Unfortunately, now we see a slow decrease in herd immunity by some 0,5-1% a week. According to Russia’s consumer rights protection watchdog, herd immunity in the Republic of Tatarstan is now about 45-46%.
Russian Minister of Health Care Mikhail Murashko said in early April that the coronavirus incidence might rise in late May and early June. It takes time to create antibodies, therefore the first half of May is the best time for vaccination and revaccination.
For who coronavirus is especially dangerous
Some groups of patients are in the risk group of moderately severe and severe development of the novel coronavirus infection, that’s to say, having pneumonia. It is patients with diabetes, cancer, serious chronic lung diseases, ischemic heart disease, patients receiving immunosuppressive therapy, patients with transplanted organs, pregnant women and women during the first 40 days after giving birth. All these people are recommended vaccination. The vaccines that are now used in Russia are very safe and efficient. According to research, 92-95% of people have antibodies after being vaccinated with Sputnik V and Sputnik Light.
However, medicine works in a way that there are always exceptions: 3-5% of the population don’t have antibodies after vaccination.

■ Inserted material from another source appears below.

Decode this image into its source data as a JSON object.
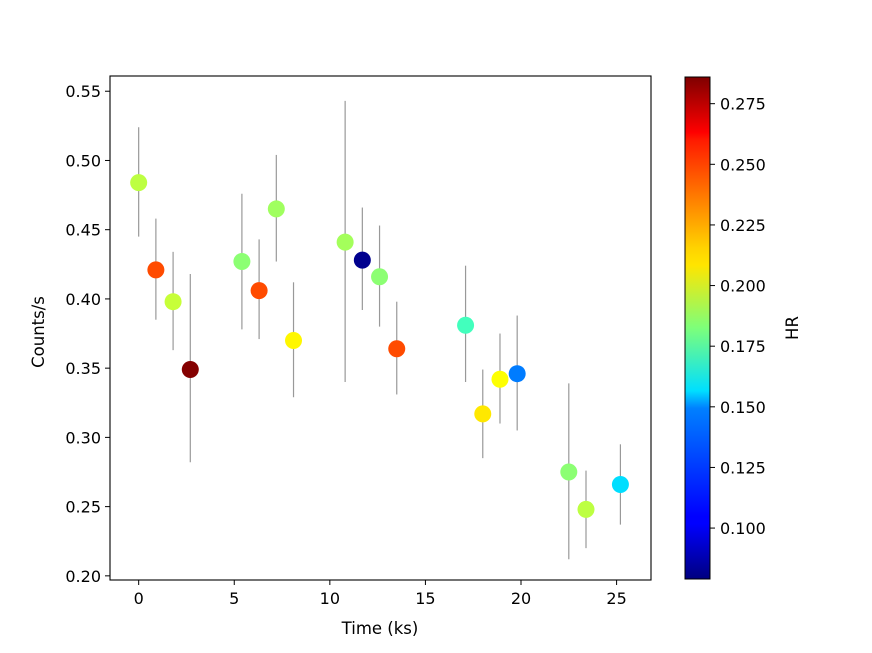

As a rule, it is people with serious diseases — patients after organ transplantation, people receiving chemo, patients with chronic lung diseases, people with primary immunodeficiency whose immune system cannot respond to the vaccine.
Science makes progress
Science and pharmacology also fight the pandemic — we have methods to treat people who don’t have antibodies.

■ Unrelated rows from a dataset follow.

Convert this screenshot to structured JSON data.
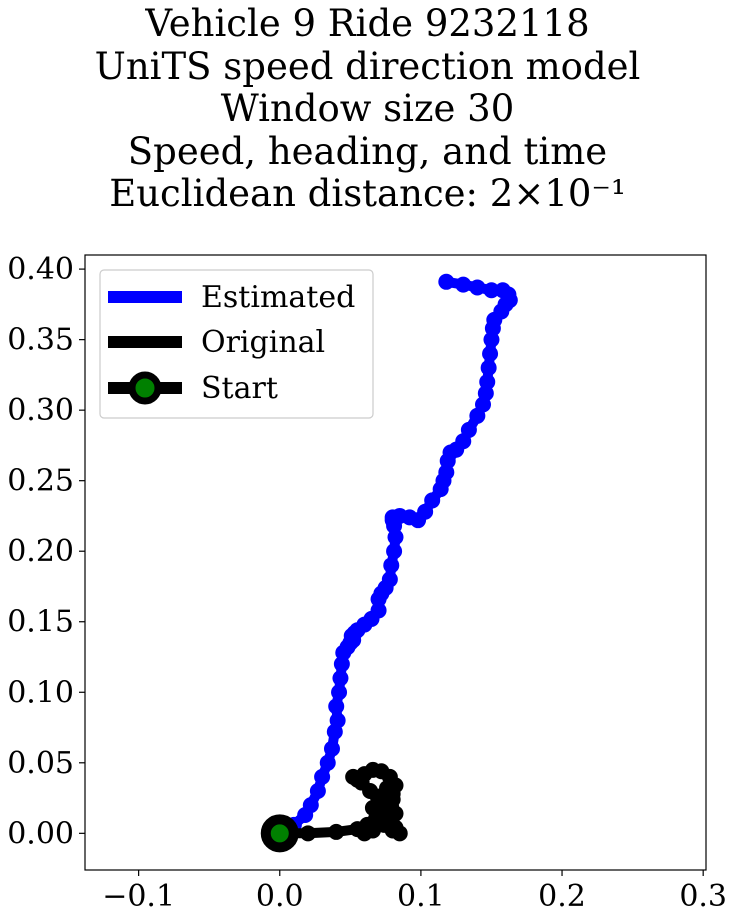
{
  "title_lines": [
    "Vehicle 9 Ride 9232118",
    "UniTS speed direction model",
    "Window size 30",
    "Speed, heading, and time",
    "Euclidean distance: 2×10⁻¹"
  ],
  "colors": {
    "estimated": "#0000ff",
    "original": "#000000",
    "start_marker_face": "#008000",
    "start_marker_edge": "#000000"
  },
  "chart_data": {
    "type": "line",
    "title": "Vehicle 9 Ride 9232118 / UniTS speed direction model / Window size 30 / Speed, heading, and time / Euclidean distance: 2×10⁻¹",
    "xlabel": "",
    "ylabel": "",
    "xlim": [
      -0.138,
      0.302
    ],
    "ylim": [
      -0.026,
      0.41
    ],
    "xticks": [
      -0.1,
      0.0,
      0.1,
      0.2,
      0.3
    ],
    "xtick_labels": [
      "−0.1",
      "0.0",
      "0.1",
      "0.2",
      "0.3"
    ],
    "yticks": [
      0.0,
      0.05,
      0.1,
      0.15,
      0.2,
      0.25,
      0.3,
      0.35,
      0.4
    ],
    "ytick_labels": [
      "0.00",
      "0.05",
      "0.10",
      "0.15",
      "0.20",
      "0.25",
      "0.30",
      "0.35",
      "0.40"
    ],
    "grid": false,
    "legend_position": "upper-left",
    "legend": [
      "Estimated",
      "Original",
      "Start"
    ],
    "series": [
      {
        "name": "Estimated",
        "x": [
          0.0,
          0.01,
          0.018,
          0.022,
          0.027,
          0.03,
          0.034,
          0.037,
          0.039,
          0.041,
          0.04,
          0.042,
          0.043,
          0.044,
          0.045,
          0.048,
          0.05,
          0.052,
          0.051,
          0.053,
          0.055,
          0.06,
          0.065,
          0.07,
          0.07,
          0.072,
          0.075,
          0.078,
          0.079,
          0.081,
          0.082,
          0.081,
          0.08,
          0.08,
          0.085,
          0.092,
          0.098,
          0.103,
          0.108,
          0.114,
          0.116,
          0.118,
          0.119,
          0.121,
          0.125,
          0.13,
          0.134,
          0.14,
          0.144,
          0.146,
          0.147,
          0.148,
          0.149,
          0.15,
          0.151,
          0.152,
          0.157,
          0.16,
          0.163,
          0.162,
          0.158,
          0.15,
          0.14,
          0.13,
          0.118
        ],
        "y": [
          0.001,
          0.006,
          0.013,
          0.02,
          0.03,
          0.04,
          0.05,
          0.06,
          0.072,
          0.08,
          0.09,
          0.1,
          0.11,
          0.12,
          0.128,
          0.132,
          0.135,
          0.137,
          0.14,
          0.142,
          0.144,
          0.148,
          0.152,
          0.158,
          0.166,
          0.17,
          0.174,
          0.18,
          0.19,
          0.2,
          0.21,
          0.218,
          0.222,
          0.224,
          0.225,
          0.224,
          0.222,
          0.228,
          0.236,
          0.244,
          0.25,
          0.256,
          0.264,
          0.27,
          0.272,
          0.278,
          0.286,
          0.296,
          0.304,
          0.312,
          0.32,
          0.33,
          0.34,
          0.35,
          0.358,
          0.364,
          0.37,
          0.375,
          0.378,
          0.382,
          0.385,
          0.385,
          0.387,
          0.389,
          0.391
        ]
      },
      {
        "name": "Original",
        "x": [
          0.0,
          0.02,
          0.04,
          0.055,
          0.062,
          0.068,
          0.072,
          0.076,
          0.08,
          0.082,
          0.078,
          0.072,
          0.066,
          0.06,
          0.055,
          0.052,
          0.058,
          0.064,
          0.07,
          0.074,
          0.078,
          0.082,
          0.085,
          0.08,
          0.072,
          0.066,
          0.07,
          0.076,
          0.08,
          0.082,
          0.074,
          0.066,
          0.06
        ],
        "y": [
          0.0,
          0.0,
          0.001,
          0.003,
          0.006,
          0.01,
          0.016,
          0.022,
          0.028,
          0.034,
          0.04,
          0.044,
          0.045,
          0.042,
          0.038,
          0.04,
          0.036,
          0.03,
          0.022,
          0.014,
          0.008,
          0.004,
          0.0,
          0.002,
          0.01,
          0.018,
          0.026,
          0.032,
          0.024,
          0.014,
          0.006,
          0.002,
          0.0
        ]
      },
      {
        "name": "Start",
        "x": [
          0.0
        ],
        "y": [
          0.0
        ]
      }
    ]
  }
}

Firstly, nowadays we have a big range of antiviral medicines that target the virus impeding it from going down the lungs, from affecting the vessels, the heart, kidneys and other internal organs.

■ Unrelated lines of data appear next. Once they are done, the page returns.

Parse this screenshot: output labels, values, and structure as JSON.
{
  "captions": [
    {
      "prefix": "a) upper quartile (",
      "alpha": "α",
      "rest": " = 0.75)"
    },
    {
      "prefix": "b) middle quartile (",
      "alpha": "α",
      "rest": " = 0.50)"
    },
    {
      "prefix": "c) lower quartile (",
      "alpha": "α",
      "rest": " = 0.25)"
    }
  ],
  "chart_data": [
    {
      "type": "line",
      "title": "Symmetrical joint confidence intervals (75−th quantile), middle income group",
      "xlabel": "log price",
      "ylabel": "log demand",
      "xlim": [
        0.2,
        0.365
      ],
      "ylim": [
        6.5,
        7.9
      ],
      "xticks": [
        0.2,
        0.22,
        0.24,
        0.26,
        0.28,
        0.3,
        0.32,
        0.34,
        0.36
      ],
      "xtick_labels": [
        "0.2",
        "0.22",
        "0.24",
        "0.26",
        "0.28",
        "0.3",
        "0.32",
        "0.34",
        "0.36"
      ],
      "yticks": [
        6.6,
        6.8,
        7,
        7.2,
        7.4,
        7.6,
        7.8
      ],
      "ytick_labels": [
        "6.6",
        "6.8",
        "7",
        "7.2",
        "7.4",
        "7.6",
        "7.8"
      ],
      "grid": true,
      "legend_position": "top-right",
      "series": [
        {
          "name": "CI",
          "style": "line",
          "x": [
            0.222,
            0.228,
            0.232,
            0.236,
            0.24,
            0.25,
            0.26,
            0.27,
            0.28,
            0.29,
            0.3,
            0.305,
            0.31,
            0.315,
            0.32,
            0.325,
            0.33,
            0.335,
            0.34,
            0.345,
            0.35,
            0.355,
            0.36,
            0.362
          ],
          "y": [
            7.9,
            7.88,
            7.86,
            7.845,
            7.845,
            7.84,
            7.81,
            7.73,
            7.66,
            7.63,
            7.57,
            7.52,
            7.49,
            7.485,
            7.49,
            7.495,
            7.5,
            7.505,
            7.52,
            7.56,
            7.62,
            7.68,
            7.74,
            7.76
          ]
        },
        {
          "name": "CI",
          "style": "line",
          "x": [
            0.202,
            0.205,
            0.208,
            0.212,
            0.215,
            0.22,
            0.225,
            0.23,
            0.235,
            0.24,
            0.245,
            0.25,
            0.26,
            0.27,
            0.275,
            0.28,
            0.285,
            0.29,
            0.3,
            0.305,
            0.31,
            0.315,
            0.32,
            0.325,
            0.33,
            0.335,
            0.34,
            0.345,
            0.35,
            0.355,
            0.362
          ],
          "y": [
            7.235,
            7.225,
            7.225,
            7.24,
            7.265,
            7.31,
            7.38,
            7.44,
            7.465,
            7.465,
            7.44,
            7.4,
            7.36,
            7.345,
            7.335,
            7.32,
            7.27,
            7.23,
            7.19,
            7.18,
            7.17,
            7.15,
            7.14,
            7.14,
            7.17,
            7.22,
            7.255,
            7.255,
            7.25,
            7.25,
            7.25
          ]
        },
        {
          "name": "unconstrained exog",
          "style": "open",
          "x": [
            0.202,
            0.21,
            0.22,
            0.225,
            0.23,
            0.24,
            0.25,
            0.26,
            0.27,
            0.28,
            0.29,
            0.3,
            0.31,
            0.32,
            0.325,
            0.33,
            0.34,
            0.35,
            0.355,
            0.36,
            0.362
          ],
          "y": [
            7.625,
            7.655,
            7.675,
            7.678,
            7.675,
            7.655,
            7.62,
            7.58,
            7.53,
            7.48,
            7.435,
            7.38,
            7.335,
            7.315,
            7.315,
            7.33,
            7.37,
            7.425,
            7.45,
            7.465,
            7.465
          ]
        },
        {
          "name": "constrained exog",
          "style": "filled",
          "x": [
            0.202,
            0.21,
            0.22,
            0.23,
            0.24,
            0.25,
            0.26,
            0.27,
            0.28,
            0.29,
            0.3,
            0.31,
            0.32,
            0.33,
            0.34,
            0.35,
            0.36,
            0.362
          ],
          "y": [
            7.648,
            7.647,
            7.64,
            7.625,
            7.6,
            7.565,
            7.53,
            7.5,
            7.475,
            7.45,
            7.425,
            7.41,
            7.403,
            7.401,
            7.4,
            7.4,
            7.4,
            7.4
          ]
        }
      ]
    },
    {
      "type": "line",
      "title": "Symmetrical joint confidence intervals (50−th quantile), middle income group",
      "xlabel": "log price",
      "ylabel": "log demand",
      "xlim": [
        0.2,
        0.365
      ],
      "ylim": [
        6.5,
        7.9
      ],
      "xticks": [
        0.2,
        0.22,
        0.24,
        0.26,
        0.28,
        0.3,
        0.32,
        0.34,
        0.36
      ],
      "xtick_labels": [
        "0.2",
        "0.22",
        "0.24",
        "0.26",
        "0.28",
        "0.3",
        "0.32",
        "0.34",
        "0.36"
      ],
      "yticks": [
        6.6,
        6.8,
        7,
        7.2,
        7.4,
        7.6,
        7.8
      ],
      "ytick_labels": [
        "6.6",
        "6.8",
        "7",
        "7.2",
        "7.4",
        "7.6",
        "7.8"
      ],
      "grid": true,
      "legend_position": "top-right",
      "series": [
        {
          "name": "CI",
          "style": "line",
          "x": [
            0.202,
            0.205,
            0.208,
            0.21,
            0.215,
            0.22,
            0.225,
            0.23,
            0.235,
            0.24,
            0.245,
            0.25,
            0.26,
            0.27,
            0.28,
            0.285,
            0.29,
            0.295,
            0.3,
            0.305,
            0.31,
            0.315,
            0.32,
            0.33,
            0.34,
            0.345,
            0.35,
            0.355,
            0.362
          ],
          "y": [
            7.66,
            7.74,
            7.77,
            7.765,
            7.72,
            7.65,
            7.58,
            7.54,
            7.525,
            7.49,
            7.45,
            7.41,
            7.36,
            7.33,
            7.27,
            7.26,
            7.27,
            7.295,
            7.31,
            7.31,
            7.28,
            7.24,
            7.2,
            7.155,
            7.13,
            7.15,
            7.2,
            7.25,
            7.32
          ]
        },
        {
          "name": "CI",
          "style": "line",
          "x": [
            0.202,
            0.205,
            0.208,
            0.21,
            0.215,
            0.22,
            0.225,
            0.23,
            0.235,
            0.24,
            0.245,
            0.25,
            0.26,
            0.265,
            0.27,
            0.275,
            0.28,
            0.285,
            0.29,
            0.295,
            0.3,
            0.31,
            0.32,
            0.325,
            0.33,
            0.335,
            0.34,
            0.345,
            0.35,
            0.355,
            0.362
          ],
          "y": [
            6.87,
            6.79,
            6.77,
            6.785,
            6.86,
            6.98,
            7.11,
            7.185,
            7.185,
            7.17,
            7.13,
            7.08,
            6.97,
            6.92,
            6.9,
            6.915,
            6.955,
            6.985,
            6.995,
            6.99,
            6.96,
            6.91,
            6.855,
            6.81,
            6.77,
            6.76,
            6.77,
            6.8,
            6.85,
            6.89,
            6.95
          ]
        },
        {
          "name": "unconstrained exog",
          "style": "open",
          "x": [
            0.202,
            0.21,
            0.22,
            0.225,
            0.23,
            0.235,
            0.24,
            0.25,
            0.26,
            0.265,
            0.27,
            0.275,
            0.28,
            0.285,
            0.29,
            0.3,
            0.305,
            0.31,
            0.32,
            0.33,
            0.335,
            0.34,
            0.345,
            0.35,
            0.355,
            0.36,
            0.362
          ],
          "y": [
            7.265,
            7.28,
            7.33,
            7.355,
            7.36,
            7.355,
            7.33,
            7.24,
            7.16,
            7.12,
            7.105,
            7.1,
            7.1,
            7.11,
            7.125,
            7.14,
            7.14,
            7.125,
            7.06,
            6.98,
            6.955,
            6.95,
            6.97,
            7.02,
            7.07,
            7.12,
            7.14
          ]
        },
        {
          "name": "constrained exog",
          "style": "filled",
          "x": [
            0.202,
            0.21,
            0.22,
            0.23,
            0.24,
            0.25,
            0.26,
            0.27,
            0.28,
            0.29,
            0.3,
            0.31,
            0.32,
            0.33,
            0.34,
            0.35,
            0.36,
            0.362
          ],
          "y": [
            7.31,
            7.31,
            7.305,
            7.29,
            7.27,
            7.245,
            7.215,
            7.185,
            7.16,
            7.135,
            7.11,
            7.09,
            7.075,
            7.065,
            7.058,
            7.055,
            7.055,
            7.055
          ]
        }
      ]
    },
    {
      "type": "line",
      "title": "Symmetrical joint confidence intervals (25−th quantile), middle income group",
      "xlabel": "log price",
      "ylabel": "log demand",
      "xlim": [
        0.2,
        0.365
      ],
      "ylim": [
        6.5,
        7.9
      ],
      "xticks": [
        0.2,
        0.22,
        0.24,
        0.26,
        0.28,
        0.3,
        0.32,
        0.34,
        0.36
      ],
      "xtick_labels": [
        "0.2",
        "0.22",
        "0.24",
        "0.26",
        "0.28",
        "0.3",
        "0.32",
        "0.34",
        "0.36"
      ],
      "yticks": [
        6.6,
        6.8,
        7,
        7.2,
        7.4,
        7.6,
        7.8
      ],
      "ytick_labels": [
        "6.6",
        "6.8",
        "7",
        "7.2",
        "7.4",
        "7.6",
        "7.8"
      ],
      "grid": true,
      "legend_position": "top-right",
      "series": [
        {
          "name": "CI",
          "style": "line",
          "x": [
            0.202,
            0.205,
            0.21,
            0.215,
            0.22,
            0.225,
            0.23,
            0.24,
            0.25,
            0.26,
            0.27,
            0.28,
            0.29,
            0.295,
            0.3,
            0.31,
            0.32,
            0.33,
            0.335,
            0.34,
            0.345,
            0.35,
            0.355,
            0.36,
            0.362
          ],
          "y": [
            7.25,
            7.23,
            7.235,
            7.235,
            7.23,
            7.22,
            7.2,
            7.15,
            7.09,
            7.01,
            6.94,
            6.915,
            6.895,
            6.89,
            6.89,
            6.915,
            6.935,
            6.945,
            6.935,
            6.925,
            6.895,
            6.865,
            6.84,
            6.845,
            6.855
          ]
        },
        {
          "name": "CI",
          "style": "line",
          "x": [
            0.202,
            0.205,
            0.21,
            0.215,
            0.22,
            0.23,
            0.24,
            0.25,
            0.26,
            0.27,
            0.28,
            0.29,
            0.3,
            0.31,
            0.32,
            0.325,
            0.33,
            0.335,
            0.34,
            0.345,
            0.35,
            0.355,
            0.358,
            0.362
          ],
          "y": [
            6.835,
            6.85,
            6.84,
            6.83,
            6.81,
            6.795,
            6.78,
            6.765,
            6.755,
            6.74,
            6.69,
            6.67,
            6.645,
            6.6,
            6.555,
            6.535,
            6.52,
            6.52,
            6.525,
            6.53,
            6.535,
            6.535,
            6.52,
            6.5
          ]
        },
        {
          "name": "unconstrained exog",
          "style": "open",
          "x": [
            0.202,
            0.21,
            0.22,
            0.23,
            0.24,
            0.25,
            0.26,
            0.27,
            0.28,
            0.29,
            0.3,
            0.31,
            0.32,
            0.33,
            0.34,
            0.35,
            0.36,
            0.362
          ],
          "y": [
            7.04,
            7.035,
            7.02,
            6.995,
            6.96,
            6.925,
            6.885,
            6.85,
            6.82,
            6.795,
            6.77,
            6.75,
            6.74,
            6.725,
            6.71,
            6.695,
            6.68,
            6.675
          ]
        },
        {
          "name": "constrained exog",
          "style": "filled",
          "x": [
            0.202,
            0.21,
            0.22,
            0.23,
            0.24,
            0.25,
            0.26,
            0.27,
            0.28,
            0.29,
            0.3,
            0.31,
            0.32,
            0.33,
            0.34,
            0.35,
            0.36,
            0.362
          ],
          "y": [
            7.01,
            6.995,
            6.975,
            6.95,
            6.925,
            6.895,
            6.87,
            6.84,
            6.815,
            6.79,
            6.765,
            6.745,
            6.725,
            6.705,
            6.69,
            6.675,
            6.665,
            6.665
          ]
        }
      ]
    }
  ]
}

Secondly, treatment with medicines based on monoclonal virus neutralising antibodies is done in Russia in general and Tatarstan in particular. What is this? When a person recovered from the disease, he or she has immunity, and antibodies appear in blood plasma. When observing blood plasma in patients who had the novel coronavirus infection, scientists had an idea that these antibodies could be recreated in the lab. In other words, monoclonal antibodies are artificially created antibodies.
There are five monoclonal virus neutralising antibodies. Four of them are authorised for treatment and prevention of the novel coronavirus infection after contact. Post-exposure prevention is when a patient receives the medicine after contacting an ill person.
Also, there are medicines used for pre-exposure prevention of coronavirus, that’s to say, to develop passive immunity in patients whose antibodies are created slower or aren’t created at all. In this case, a person is administered ready antibodies, not a medicine to fight the infection. This is the principal difference of monoclonal antibodies from vaccination. When we vaccinate a patient, his organism starts to develop antibodies. In the case of monoclonal antibody, we administer ready external proteins that circulate in the human blood serum and neutralise the virus if it gets into the organism. Hence the name, virus neutralising monoclonal antibodies.
How to protect yourself
Firstly, when you come home after going to public places, wash your face and hands, rinse the mouth and nose. These simple actions allow reducing the amount of the virus if it is on your face and mucous membrane.
Of course, it is necessary to wear a mask in public and crowded places.
If you have signs of an acute viral respiratory infection, don’t go to work, visit aged relatives, be in crowded areas without a mask or special respirators.
If you fell ill, please, go to health workers as soon as possible to receive professional advice and antiviral therapy on time, during the first 5-7 days after the onset of the disease.
The author’s opinion does not necessarily coincide with the position of Realnoe Vremya’s editorial board.